I was in a meeting the other day with my staff. We were reviewing our current backup strategies and soon discovered several shortcomings in our current backup operations. In summary, our data has grown faster than we anticipated years ago when we created our backup blueprint for the datacenter. In fact, we quickly recognized that we had more data than we realize on a day to day basis. This has come about for a multitude of reasons.
As typical of many organizations, we have more centralized applications that are data driven. We have more servers than ever before due to organizational demands and the fact that creating virtual servers is a snap and cost efficient. We have more users recognizing the benefit of centralized data storage and the value of querying and analyzing that data. Though we have less physical servers thanks to virtualization, that space in the rack is now taken up by SANs. Within one year we have doubled the number of drive shelves in our SAN. What’s more, because our organization is so dependent on all of that centralized data, our current off site backups are terribly insufficient should our datacenter fall victim to a massive power outage or devastating storm. In summary, our data is getting ahead of us and we are working now to find a solution to control it before we are simply overwhelmed.
We are not alone. According to Gartner, 47 percent of the respondents to a recent survey ranked data growth in their top three challenges. Respondents report on average that data in the enterprises is growing at 40 percent to 60 persent year-over-year due to a number of factors, including an explosion in unstructured data, such as e-mail and documents that have to be stored due to “regulatory requirements that continue to evolve and change.”

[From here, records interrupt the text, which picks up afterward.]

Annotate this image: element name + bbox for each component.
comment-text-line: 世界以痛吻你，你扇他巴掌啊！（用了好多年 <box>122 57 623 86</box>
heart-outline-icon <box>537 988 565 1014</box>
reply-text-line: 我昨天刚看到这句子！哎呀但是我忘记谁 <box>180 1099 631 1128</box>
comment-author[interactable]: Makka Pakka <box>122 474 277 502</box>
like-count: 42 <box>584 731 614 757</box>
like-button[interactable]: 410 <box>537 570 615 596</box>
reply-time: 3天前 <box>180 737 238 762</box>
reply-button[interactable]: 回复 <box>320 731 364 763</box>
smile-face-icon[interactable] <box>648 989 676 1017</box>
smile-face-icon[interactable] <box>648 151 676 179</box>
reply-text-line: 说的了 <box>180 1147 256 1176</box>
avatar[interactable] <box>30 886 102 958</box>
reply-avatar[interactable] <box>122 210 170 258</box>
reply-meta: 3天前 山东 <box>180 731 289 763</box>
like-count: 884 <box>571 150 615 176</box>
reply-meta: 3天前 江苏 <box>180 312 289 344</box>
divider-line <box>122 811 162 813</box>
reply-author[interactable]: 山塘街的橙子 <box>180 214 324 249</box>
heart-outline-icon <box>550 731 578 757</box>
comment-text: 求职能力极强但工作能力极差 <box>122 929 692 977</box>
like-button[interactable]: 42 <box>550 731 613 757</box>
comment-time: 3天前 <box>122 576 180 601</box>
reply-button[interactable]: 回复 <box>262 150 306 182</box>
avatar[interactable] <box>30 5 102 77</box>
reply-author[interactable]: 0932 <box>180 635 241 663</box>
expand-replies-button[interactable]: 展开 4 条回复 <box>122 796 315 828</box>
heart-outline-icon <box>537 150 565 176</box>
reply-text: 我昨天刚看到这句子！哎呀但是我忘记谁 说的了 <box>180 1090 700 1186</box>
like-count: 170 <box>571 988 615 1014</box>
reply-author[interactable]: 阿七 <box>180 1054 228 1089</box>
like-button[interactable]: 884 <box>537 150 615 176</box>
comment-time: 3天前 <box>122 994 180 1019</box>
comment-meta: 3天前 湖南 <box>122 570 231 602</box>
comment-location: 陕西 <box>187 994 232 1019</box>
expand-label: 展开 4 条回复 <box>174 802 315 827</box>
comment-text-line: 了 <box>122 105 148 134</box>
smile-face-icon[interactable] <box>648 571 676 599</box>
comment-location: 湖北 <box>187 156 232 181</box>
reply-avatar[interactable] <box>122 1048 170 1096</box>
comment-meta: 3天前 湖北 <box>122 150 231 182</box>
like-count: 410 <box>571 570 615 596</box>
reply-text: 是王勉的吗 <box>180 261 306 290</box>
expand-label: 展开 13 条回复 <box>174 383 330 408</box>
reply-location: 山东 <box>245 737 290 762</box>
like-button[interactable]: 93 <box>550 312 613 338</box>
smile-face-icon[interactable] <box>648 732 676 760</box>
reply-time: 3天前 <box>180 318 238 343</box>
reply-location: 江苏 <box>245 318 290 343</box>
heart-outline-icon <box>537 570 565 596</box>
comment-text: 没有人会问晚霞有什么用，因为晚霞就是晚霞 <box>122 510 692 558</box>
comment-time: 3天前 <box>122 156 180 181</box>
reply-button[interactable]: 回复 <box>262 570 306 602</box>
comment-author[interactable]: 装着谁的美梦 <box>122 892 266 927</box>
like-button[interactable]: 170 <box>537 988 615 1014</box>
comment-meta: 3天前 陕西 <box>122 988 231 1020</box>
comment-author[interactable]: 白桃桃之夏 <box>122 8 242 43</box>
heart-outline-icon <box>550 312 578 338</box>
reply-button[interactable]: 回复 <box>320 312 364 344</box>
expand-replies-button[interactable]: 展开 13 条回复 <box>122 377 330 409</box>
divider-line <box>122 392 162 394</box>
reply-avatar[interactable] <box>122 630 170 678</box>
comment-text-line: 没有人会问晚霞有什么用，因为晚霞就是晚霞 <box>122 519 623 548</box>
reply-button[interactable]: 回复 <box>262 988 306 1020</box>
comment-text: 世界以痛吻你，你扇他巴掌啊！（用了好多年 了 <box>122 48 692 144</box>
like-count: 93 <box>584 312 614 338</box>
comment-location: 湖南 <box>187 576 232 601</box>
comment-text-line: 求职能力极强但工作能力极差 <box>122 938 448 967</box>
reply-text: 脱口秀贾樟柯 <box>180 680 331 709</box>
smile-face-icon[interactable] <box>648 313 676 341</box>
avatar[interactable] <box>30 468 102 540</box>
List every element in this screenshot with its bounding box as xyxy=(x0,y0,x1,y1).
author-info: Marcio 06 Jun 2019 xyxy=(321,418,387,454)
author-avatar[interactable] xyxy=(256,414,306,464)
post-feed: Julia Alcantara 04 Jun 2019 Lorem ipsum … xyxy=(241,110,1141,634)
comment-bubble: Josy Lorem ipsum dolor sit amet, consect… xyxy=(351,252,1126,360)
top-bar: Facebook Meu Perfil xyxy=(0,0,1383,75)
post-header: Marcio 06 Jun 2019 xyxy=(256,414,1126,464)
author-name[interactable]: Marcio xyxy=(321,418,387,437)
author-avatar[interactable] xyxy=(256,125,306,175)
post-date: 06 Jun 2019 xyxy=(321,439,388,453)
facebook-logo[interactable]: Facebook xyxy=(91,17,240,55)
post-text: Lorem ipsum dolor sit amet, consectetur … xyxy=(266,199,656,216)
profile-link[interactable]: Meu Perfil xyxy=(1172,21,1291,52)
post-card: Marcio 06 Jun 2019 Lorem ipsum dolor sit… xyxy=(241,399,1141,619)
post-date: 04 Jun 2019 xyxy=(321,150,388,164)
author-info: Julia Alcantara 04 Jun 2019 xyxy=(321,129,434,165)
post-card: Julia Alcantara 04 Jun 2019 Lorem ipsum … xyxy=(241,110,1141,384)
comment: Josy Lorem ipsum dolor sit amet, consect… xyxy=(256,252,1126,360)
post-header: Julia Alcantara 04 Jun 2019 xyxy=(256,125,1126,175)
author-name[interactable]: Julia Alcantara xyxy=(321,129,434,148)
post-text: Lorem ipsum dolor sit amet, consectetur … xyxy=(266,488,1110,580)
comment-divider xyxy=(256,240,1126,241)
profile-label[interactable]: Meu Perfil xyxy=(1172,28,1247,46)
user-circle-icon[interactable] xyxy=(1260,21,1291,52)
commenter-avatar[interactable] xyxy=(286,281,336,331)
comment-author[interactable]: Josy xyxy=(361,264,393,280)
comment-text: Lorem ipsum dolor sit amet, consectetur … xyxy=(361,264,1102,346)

The most extreme examples of data explosion can be found within Facebook and Youtube. Facebook surpassed a count of 30,000 servers within its datacenter back in 2009. The amount of log data amassed in Facebook’s operations is staggering. Jeff Rothschild, VP of Technology at Facebook said Facebook manages more than 25 terabytes of data per day in logging data, which he said was the equivalent of about 1,000 times the volume of mail delivered daily by the U.S. Postal Service.
Similarly, Youtube reports that 48 hours of video are uploaded each minute, a one hundred percent increase in only one year. In total, 13 million hours of video were uploaded in 2010. In another study done by Oracle, Oracle’s research indicates the scale of data overload, showing that volumes have soared from an estimated 135 Exabytes in 2005 to 2,720 Exabytes by 2012. The staggering prediction is that this will reach 7,910 Exabytes by 2015. “Wrestling big data is going to be the single biggest IT challenge facing businesses over the next two years,” said Oracle senior vice president of systems, Luigi Freguia. “By the end of that period they will either have got it right or they will be very seriously adrift.”
So what are the solutions to this explosion of data that threatens to override our residing data structures? Well, for a problem this big, the solutions to solve the infrastructure challenges are very expensive. Oracle predicts a 40 percent to 60 percent increase in the number of businesses using external data centers by 2015. Cisco similarly predicts that 24 percent all data will reside outside of the internal data center, contributing to a 12-fold increase in the amount of cloud traffic by 2015. Oracle reported that 90 percent of those asked how they were planning to address this data explosion saw the need for more data centers, 60 percent within only two years and one in five within 12 months. In the Gartner study mentioned earlier, 62 percent said they plan to expand hardware capacity at existing data centers by the end of 2011; 30 percent plan to build entirely new data centers.
When comprehending this enormous number of data centers under construction, one wonders if a “Data Bubble” is being born as this type of growth cannot be sustained forever. Just as there is a limit to how many houses the economy can sustain, I am sure there is a limit to the number of data centers as well.
Then there is the issue of how users actually access these continents of data. This is where Data Warehousing is coming into play, in which a single database draws information from multiple sources across the enterprise (other databases in fact), allowing organizations to process information into intelligence and share it with its users.
And finally, there is the issue we are dealing with, how do we backup all of this data for everyday data corruption and loss to disaster recovery. One thing is for sure, tapes aren’t going to cut it. As we recently purchased an HP StorageWorks SAN solution, we are considering the built in the remote copy function which utilizes thin provision snapshots to between the primary and remote locations. This of course requires the acquisition of more SAN units to install at the remote location.
As I said earlier, all of the solutions to our data saturation are expensive, which is why I am confident that someone is right now working on an idea that will shift the entire paradigm backup and disaster recovery. One thing is for sure, we are in need of a great idea.
Posted on April 18, 2012
0